My hunch was that the correlation would not be observed under normal macroeconomic conditions, because it is only when the expected yield from holding money approaches or exceeds the yield from holding real assets that an increase in expected inflation, by reducing the expected yield from holding money, would induce people to switch from holding money to holding assets, thereby driving up the value of assets.

And that’s what the data showed; the correlation between expected inflation and asset prices only emerged after in 2008 in the period after a recession started at the end of 2007, even before the start of the financial crisis exactly 10 years in September 2008. When I wrote up the paper and posted it (“The Fisher Effect Under Deflationary Expectations“), Scott Sumner, who had encouraged me to write up the results after I told him about my results, wrote a blogpost about the paper. Paul Krugman picked up on Scott’s post and wrote about it on his blog, generating a lot of interest in the paper.

Although I was confident that the data showed a strong correlation between inflation and stock prices after 2008, I was less confident that I had done the econometrics right, so I didn’t try to publish the original 2011 version of the paper. With Scott’s encouragement, I have continued to collected more data as time passed, confirming that the correlation remained even after the start of a recovery while short-term interest rates remained at or near the zero lower bound. The Mercatus Center whose Program on Monetary Policy is directed by Scott has just released the new version of the paper as a Working Paper. The paper can also be downloaded from SSRN.
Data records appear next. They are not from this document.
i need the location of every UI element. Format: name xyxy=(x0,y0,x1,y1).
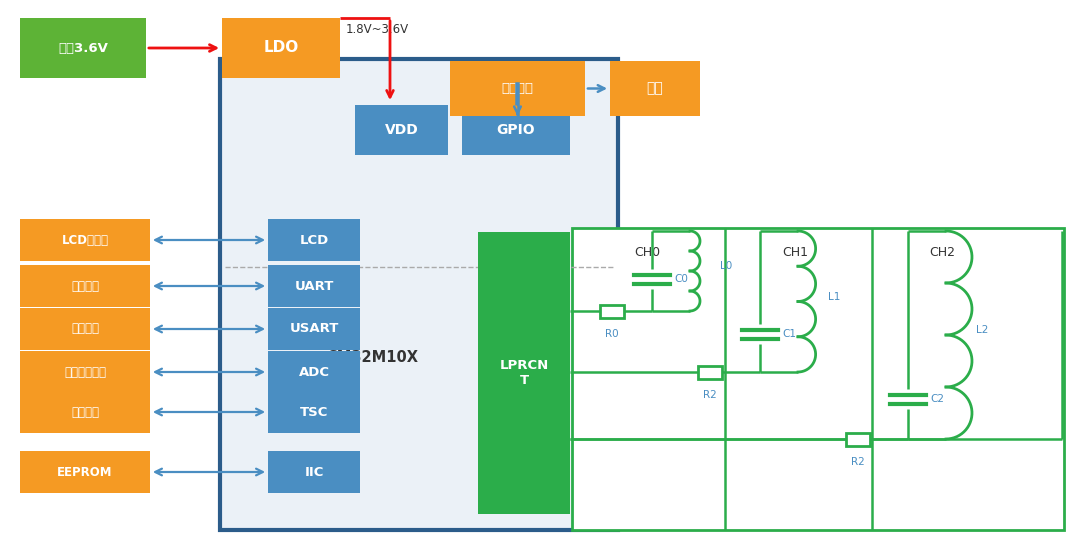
Text: 电机驱动: 电机驱动 xyxy=(501,82,534,95)
FancyBboxPatch shape xyxy=(572,228,1064,530)
FancyBboxPatch shape xyxy=(268,308,360,350)
Text: L2: L2 xyxy=(976,325,988,335)
FancyBboxPatch shape xyxy=(21,451,150,493)
Text: TSC: TSC xyxy=(300,406,328,418)
Text: C0: C0 xyxy=(674,274,688,284)
Text: 触摸按键: 触摸按键 xyxy=(71,406,99,418)
Text: R2: R2 xyxy=(851,457,865,467)
FancyBboxPatch shape xyxy=(268,351,360,393)
Text: C2: C2 xyxy=(930,394,944,404)
Text: R0: R0 xyxy=(605,329,619,339)
FancyBboxPatch shape xyxy=(21,18,146,78)
Text: L0: L0 xyxy=(720,261,732,271)
Text: CH2: CH2 xyxy=(929,246,955,259)
Text: CM32M10X: CM32M10X xyxy=(326,350,418,365)
FancyBboxPatch shape xyxy=(21,308,150,350)
Text: CH1: CH1 xyxy=(782,246,808,259)
Text: 阀门: 阀门 xyxy=(647,81,663,96)
Text: LCD: LCD xyxy=(299,233,328,247)
FancyBboxPatch shape xyxy=(21,351,150,393)
Text: IIC: IIC xyxy=(305,466,324,479)
FancyBboxPatch shape xyxy=(478,232,570,514)
FancyBboxPatch shape xyxy=(268,451,360,493)
Text: ADC: ADC xyxy=(298,366,329,378)
Text: C1: C1 xyxy=(782,329,796,339)
Text: 锂电3.6V: 锂电3.6V xyxy=(58,42,108,54)
Text: 安全芯片: 安全芯片 xyxy=(71,322,99,335)
FancyBboxPatch shape xyxy=(21,391,150,433)
Text: L1: L1 xyxy=(828,292,840,301)
FancyBboxPatch shape xyxy=(268,391,360,433)
FancyBboxPatch shape xyxy=(21,265,150,307)
FancyBboxPatch shape xyxy=(610,61,700,116)
Text: R2: R2 xyxy=(703,390,717,400)
Text: LPRCN
T: LPRCN T xyxy=(499,359,549,387)
FancyBboxPatch shape xyxy=(21,219,150,261)
Text: EEPROM: EEPROM xyxy=(57,466,112,479)
FancyBboxPatch shape xyxy=(268,265,360,307)
Bar xyxy=(846,433,870,445)
FancyBboxPatch shape xyxy=(450,61,585,116)
FancyBboxPatch shape xyxy=(462,105,570,155)
Text: 通信模组: 通信模组 xyxy=(71,279,99,293)
Bar xyxy=(600,305,624,317)
FancyBboxPatch shape xyxy=(222,18,340,78)
Text: GPIO: GPIO xyxy=(497,123,536,137)
Text: UART: UART xyxy=(295,279,334,293)
Text: VDD: VDD xyxy=(384,123,418,137)
FancyBboxPatch shape xyxy=(220,59,618,530)
Text: CH0: CH0 xyxy=(634,246,660,259)
Text: USART: USART xyxy=(289,322,339,335)
Text: LDO: LDO xyxy=(264,41,299,55)
Text: 电池电压监测: 电池电压监测 xyxy=(64,366,106,378)
FancyBboxPatch shape xyxy=(268,219,360,261)
FancyBboxPatch shape xyxy=(355,105,448,155)
Text: LCD显示屏: LCD显示屏 xyxy=(62,233,108,247)
Text: 1.8V~3.6V: 1.8V~3.6V xyxy=(346,23,409,36)
Bar xyxy=(698,366,723,378)
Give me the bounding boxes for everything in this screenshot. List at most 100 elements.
Aside from longer time span covered, the new version of the paper has refined and extended the theoretical account for when and why a correlation between expected inflation and asset prices is likely be observed and when and why it is unlikely to be observed. I have also done some additional econometric testing beyond the basic ordinary least square (OLS) regression estimates originally presented, and explained why I think it is unlikely that more sophisticated econometric techniques such as an error-correction model would generate more reliable results than those generated by simple OLS regrissions. Perhaps in further work, I will attempt to actually construct an explicit error-correction model and compare the results using OLS and an error-correction model.

Here is the abstract of the new version of the paper.

This paper uses the Fisher equation relating the nominal interest rate to the real interest rate and
expected inflation to provide a deeper explanation of the financial crisis of 2008 and the subsequent recovery than attributing it to the bursting of the housing-price bubble. The paper interprets the Fisher equation as an equilibrium condition in which expected returns from holding real assets and cash are equalized. When inflation expectations decline, the return to holding cash rises relative to holding real assets. If nominal interest rates are above the zero lower bound, equilibrium is easily restored by adjustments in nominal interest rates and asset prices. But at the zero lower bound, nominal interest rates cannot fall, forcing the entire adjustment onto falling asset prices, thereby raising the expected real return from holding assets. Such an adjustment seems to have triggered the financial crisis of 2008, when the Federal Reserve delayed reducing nominal interest rates out of a misplaced fear of inflation in the summer of 2008 when the economy was already contracting rapidly. Using stock market price data and inflation-adjusted US Treasury securities data, the paper finds that, unlike the 2003–2007 period, when stock prices were uncorrelated with expected inflation, from 2008 through at least 2016, stock prices have been consistently and positively correlated with expected inflation.